The motor has a cooling system that uses a standard water-glycol mix only, eliminating the need for separate oil cooling thanks to the very low thermal conductivity of the epoxy adhesive used in the core components. 

“The motor is a simple design, but has an efficiency of within 1 or 2% of synchronous motors without using any rare earth materials, and with silicon carbide you gain around 1% in the drive,” Laurynas Jokuzis said. “If you compare that to a normal synchronous system, the efficiency would be exactly the same because of the SiC inverter, and you could use a field-weakening mode much more efficiently than a synchronous machine could.” 

Both are available in four and six-pole versions, the four-pole configuration being for high-speed drives while the six-pole versions generate high levels of torque at lower speeds.

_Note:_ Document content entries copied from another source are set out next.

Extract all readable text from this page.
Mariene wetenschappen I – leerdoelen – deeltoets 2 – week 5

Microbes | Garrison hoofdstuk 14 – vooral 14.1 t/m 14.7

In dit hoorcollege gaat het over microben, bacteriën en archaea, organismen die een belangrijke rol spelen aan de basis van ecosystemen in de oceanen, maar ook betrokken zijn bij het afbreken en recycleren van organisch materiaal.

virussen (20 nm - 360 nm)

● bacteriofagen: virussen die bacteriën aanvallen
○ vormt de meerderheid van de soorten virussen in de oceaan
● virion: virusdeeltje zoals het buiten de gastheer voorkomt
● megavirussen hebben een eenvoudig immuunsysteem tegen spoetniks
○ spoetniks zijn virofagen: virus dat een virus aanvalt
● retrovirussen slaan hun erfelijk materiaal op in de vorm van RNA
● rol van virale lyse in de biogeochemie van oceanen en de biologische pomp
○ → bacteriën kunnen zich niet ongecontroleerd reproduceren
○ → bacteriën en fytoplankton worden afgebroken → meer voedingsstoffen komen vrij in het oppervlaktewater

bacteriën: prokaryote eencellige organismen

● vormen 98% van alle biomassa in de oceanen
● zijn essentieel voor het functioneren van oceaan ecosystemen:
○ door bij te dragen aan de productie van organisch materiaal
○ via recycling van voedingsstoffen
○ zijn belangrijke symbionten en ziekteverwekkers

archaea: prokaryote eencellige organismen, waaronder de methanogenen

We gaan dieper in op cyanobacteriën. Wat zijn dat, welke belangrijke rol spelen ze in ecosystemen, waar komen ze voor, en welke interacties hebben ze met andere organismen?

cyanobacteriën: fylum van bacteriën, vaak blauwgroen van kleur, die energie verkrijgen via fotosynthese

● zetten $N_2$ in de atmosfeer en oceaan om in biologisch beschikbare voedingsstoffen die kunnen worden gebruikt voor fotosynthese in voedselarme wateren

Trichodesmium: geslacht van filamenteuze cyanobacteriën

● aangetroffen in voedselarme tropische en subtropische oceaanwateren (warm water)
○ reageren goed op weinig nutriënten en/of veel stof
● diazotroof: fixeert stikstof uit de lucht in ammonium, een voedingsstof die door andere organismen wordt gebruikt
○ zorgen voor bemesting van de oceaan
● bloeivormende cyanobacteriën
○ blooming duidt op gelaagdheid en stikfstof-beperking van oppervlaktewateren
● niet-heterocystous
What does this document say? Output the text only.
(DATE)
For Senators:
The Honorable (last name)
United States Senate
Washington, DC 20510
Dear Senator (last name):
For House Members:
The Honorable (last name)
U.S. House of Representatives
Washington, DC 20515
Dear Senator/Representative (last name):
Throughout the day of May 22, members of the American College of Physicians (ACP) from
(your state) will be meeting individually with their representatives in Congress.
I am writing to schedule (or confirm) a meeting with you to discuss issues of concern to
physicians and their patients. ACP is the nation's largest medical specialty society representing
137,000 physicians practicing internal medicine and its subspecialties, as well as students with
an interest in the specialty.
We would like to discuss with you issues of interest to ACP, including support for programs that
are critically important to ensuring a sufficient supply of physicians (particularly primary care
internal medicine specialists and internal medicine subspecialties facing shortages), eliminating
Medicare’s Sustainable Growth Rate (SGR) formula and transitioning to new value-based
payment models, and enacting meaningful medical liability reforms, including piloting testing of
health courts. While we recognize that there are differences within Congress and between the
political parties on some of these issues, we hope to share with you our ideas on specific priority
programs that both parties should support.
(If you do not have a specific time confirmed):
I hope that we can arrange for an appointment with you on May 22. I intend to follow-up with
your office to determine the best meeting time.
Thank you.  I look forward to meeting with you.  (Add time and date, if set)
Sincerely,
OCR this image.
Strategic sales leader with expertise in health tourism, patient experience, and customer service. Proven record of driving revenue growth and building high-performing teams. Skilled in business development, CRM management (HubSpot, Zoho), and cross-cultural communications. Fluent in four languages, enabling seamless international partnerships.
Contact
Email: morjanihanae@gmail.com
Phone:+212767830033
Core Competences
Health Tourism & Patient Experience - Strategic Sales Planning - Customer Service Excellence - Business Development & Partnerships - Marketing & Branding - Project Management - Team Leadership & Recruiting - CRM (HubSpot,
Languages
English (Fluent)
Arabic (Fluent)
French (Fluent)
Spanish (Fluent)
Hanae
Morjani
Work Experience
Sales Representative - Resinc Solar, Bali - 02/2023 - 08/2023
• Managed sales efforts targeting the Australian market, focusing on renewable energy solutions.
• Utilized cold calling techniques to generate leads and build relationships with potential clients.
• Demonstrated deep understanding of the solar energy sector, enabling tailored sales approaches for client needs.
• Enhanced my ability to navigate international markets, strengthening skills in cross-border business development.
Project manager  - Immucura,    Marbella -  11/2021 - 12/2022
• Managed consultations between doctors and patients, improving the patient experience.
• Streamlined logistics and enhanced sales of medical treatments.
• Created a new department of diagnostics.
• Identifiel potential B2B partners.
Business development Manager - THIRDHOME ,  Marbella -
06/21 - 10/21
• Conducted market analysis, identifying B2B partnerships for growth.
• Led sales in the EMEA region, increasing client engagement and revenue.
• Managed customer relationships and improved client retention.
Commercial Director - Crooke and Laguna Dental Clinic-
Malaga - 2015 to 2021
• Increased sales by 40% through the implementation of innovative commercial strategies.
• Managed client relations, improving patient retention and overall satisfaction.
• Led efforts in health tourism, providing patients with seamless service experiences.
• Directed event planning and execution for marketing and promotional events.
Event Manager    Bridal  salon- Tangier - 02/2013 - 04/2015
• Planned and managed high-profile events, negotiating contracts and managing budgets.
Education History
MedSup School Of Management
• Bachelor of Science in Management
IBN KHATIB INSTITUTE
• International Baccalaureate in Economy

The four-pole motors are usually combined with reduction gearing, while the six-pole motors are more often used in a direct-drive system turning a differential.

The motors are radial flux rather than axial flux machines, even though the latter are increasingly popular in high-torque applications. “Basically, our goal is not to over-engineer the motor,” Jokuzis said. “Axial flux and motors are small and light, but in case of damage or very high usage, you might have a bearing failure and lose the air gap.

“We have had some of our motors run for 500,000 km, had a failed bearing replaced and run for another 500,000. With an axial flux motor that would not be achievable in a normal workshop.”

A Wiegel aluminium current collector with aluminium foil ultrasonically welded in place

Wiegel showed its newly patented welding and stamping technique for making busbars of variable thickness for battery current collectors in large numbers at low cost.

“We use a continuous ultrasonic welding process that allows us to marry an aluminium foil to an aluminium bus bar, although it can be used for dissimilar metals such as aluminium and copper,” Mark Lakis said.

The foil is less than 0.15 mm thick, while the busbar is over 2 mm. Lakis explained that the company is welding the foil to the busbar because it can create a geometry in the foil that eliminates the need for a wire bond or ribbon bond, removing a step from the customer’s production process. The customer simply has to laser weld the foil tabs to the cells’ positive and negative terminals, whether they have both terminals on the top, or one on top and one on the bottom, as Wiegel’s technique can handle both types of cell carrier.

Ultrasonic welding is a cold technique that vibrates the materials to be joined against one another in a manner that scrubs off the oxide layers, bringing ‘virgin’ metal into direct contact and forming a strong bond without melting the metal. “The weld extends across the entire width of the busbar so you are getting the maximum cross-sectional area in your weld, which is very efficient thermally and electrically.”